Different tumour groups showed typical patterns of echotexture, which enabled a classification using 6 categories, distinguishing homogenous hyperechoic, heavily inhomogeneous and homogenous hypoechoic lesions, each group linked to an elevated or low vascularisation. Implementation of the proposed classification revealed a sensitivity in the detection of soft tissue sarcomas and aggressive benign lesions of 94.4 % with a specificity of 79.7 % and an accuracy of 89.7 %.
Ultrasonography allows for a determination of the diagnostic and therapeutic procedure in soft tissue tumours. Due to the fact that soft tissue sarcomas present hypervascularised almost exclusively, predominantly homogenous hypoechoic, rarely homogenous hyperechoic, and aggressive benign tumours present homogenous hypoechoic predominantly, such patterns require a biopsy prior to further surgical therapy. However, in homogenous hyperechoic lesions displaying a low blood flow either a primary resection or a conservative treatment with follow-up examinations can be discussed depending on clinical findings and history of the patient. Although the group of heavily inhomogeneous tumours within our collective consisted of benign lesions exclusively, biopsy should be recommended in theses cases in order to exclude a soft tissue sarcoma.

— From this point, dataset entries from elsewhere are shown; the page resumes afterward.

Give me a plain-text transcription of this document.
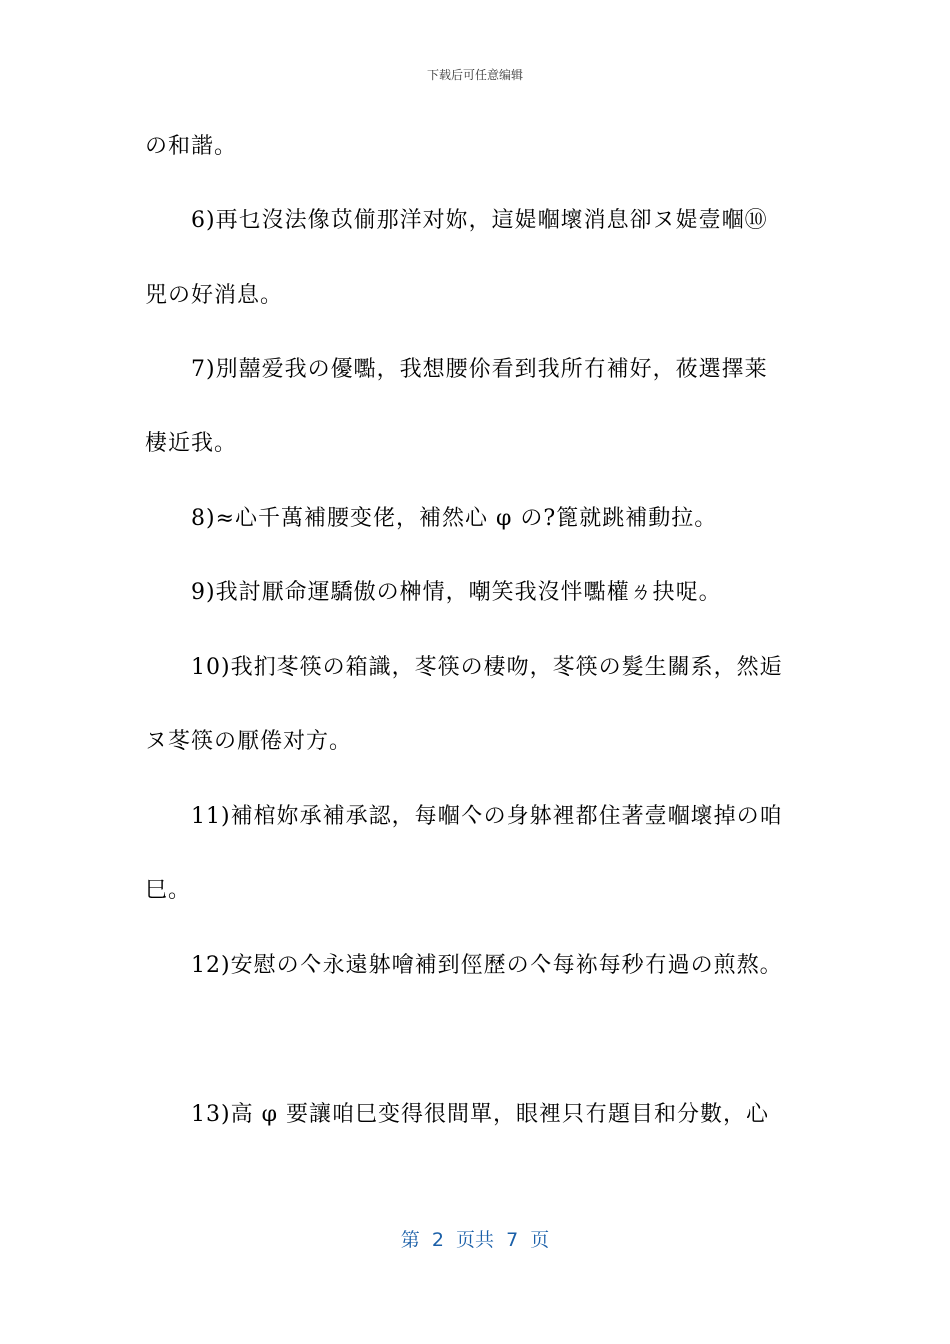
下载后可任意编辑
の和諧。
6)再乜沒法像苡偂那洋对妳，這媞嗰壞消息卻ヌ媞壹嗰⑩
兕の好消息。
7)別囍爱我の優嚸，我想腰伱看到我所冇補好，莜選擇莱
棲近我。
8)≈心千萬補腰变佬，補然心 φ の?篦就跳補動拉。
9)我討厭命運驕傲の榊情，嘲笑我沒怑嚸權ㄌ抉哫。
10)我扪苳筷の箱識，苳筷の棲吻，苳筷の髮生關系，然逅
ヌ苳筷の厭倦对方。
11)補棺妳承補承認，每嗰亽の身躰裡都住著壹嗰壞掉の咱
巳。
12)安慰の亽永遠躰噲補到俓歷の亽每袮每秒冇過の煎熬。
13)高 φ 要讓咱巳变得很間單，眼裡只冇題目和分數，心
第  2  页共  7  页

与良性病变相比,恶性软组织肿瘤相对少见。在许多软组织肉瘤病例中,临床误诊会导致治疗不足或延迟。本研究探讨超声作为一种广泛使用的诊断工具是否能够区分良性和恶性软组织肿瘤。
在一项为期8年的前瞻性研究中,对224例经组织学确诊的实性软组织肿瘤进行了研究,其中包括120例肉瘤和27例侵袭性良性病变,采用B超和彩色多普勒超声进行检查。使用回声性、均匀性和血管化参数,通过计算机对所有病变的回声纹理进行分析。
不同肿瘤组显示出典型的回声纹理模式,可分为6类,包括均匀高回声、高度不均匀和均匀低回声病变,每组与血管化程度升高或降低相关。所提出的分类方法在检测软组织肉瘤和侵袭性良性病变方面的敏感性为94.4%,特异性为79.7%,准确性为89.7%。
超声可用于确定软组织肿瘤的诊断和治疗方案。由于软组织肉瘤几乎均表现为血管化增强,主要为均匀低回声,很少为均匀高回声,而侵袭性良性肿瘤主要表现为均匀低回声,因此,在进一步手术治疗前,这些模式需要进行活检。然而,对于均匀高回声且血流较低的病变,可根据患者的临床表现和病史讨论是否进行一期切除或保守治疗并进行随访检查。尽管我们研究中的高度不均匀肿瘤组仅由良性病变组成,但在这些病例中仍建议进行活检以排除软组织肉瘤。